Oscar Pablo Di Liscia is Director of the Program in Electronic Composition at the Universidad Nacional de Quilmes (Argentina). He is a composer, computer music researcher, and Professor of Computer Music and Electronic Composition, and is currently also a Research Associate at the Laboratorio de Producción e Investigación Musical (LIPM, Buenos Aires, Argentina). He will speak about his own musical and research work, and will describe the academic program and current research at UNQ.
Innovative electric guitarist, composer, and improviser Fred Frith plays a solo concert of improvised music.
Renowned trumpeter Graham Ashton will perform a concert displaying contemporary techniques for trumpet and electronics, including works by Terry Riley, Dary John Mizelle, Larry Sitsky, Joseph Ott, and Peter Maxwell Davies.
This concert is made possible with support from the UCI Music Department.
Ichiro Fujinaga, of the Peabody Conservatory of Music Computer Music Department, has been developing the use of exemplar-based computer learning techniques to teach computers how to recognize the sound of different musical instruments.

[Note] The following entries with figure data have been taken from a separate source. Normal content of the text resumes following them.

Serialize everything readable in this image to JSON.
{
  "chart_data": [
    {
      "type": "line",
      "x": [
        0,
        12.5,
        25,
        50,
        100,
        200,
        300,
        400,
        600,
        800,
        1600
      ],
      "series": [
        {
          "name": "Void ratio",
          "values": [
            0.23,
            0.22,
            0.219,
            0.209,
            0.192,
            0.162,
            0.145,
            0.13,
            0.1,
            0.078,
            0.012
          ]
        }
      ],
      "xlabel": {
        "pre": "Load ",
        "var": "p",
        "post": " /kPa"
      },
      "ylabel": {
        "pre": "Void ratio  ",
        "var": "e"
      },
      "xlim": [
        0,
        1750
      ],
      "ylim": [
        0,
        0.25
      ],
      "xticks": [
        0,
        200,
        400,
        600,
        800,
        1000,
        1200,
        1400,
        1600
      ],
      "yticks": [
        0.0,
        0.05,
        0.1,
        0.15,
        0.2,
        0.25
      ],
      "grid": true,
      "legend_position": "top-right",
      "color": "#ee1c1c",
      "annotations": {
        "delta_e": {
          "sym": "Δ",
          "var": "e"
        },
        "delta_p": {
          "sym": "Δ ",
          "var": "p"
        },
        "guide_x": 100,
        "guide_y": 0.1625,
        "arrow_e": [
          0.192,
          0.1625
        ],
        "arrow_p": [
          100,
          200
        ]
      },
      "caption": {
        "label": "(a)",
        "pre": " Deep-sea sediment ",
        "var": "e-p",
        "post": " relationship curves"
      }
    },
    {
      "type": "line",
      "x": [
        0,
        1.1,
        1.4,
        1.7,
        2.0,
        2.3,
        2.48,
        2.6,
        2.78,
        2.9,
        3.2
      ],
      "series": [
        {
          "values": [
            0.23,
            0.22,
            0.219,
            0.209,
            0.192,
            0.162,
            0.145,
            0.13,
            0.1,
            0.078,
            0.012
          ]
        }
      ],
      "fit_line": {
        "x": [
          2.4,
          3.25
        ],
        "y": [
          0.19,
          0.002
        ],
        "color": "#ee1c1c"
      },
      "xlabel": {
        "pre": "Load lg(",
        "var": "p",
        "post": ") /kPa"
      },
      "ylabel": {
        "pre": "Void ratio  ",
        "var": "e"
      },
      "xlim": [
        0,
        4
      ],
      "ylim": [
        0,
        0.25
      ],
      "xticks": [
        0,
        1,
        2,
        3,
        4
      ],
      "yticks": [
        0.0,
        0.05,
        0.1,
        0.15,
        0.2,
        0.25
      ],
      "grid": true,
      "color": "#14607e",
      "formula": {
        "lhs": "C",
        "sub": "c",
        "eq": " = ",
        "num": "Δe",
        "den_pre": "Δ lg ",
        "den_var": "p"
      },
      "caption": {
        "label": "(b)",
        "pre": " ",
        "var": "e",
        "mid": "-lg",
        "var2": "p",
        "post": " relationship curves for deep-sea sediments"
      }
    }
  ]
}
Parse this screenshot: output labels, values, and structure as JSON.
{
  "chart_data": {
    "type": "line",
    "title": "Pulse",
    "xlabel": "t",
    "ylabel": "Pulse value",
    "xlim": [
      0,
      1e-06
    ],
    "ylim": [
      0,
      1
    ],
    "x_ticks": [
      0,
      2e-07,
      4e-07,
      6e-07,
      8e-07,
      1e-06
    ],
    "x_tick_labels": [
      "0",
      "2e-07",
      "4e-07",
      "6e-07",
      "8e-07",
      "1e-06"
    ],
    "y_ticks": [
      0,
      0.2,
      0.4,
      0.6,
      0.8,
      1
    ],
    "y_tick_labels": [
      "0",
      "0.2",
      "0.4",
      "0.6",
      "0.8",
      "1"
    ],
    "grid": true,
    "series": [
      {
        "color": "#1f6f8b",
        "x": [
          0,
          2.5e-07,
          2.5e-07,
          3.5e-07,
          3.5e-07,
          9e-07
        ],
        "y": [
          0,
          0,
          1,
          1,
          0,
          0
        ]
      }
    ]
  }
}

He will describes and test these techniques in an engaging and entertaining demonstration.
Students of the UCI course in Computer Music Composition, taught by Michael Zbyszynski, present a concert of their original compositions for computers and synthesizers.
Hugh Livingston presents "Finding the Instrument Within", a lecture-demonstration on the integration of instrumental techniques with electronics. Hugh has collaborated with many composers on creating new electronic scores, and will present examples of these as well as classics from the literature such as Morton Subotnick's Axolotl for cello and digital ghost box. Particularly, he will examine the use of computer tools to "extend the extended techniques", an idea put forth by the composer Bruce Bennett. Much focus will be given to the nature of the acoustic instrument and the composer's potential for discovering new possibilities in sound.
This concert features new computer music compositions by graduate student composers from five California universities: UC San Diego, UC Irvine, UC Santa Barbara, Stanford University, and the California Institute for the Arts. The concert is one stop in a five-venue exchange tour organized by Stanford's Center for Computer Research in Music and Acoustics (CCRMA).
In a performance with light bulbs and live electronic sounds, Laetitia Sonami will use her lady's glove to control the filament of light bulbs in silent counterpoint to thick sonic textures of data sounds, voices, and animals.
Humanitech, the UCI Humanities Center, the Gassmann Electronic Music Studio, and the Beall Center for Art and Technology will host a public discussion between George Lewis, Professor of Music at UCSD and acclaimed trombonist, composer, and computer/installation artist, and Thomas Dolby, New Wave rock icon of the 80's ("She Blinded Me with Science") and founder of software music company, Beatnik, Inc. They will address such questions as "How is individual human agency enhanced or hindered by the prevalence of electronic media? To what extent does the music industry reflect on the deeper impact of its products? How has the electronic age changed/shaped the speakers' musical expression?"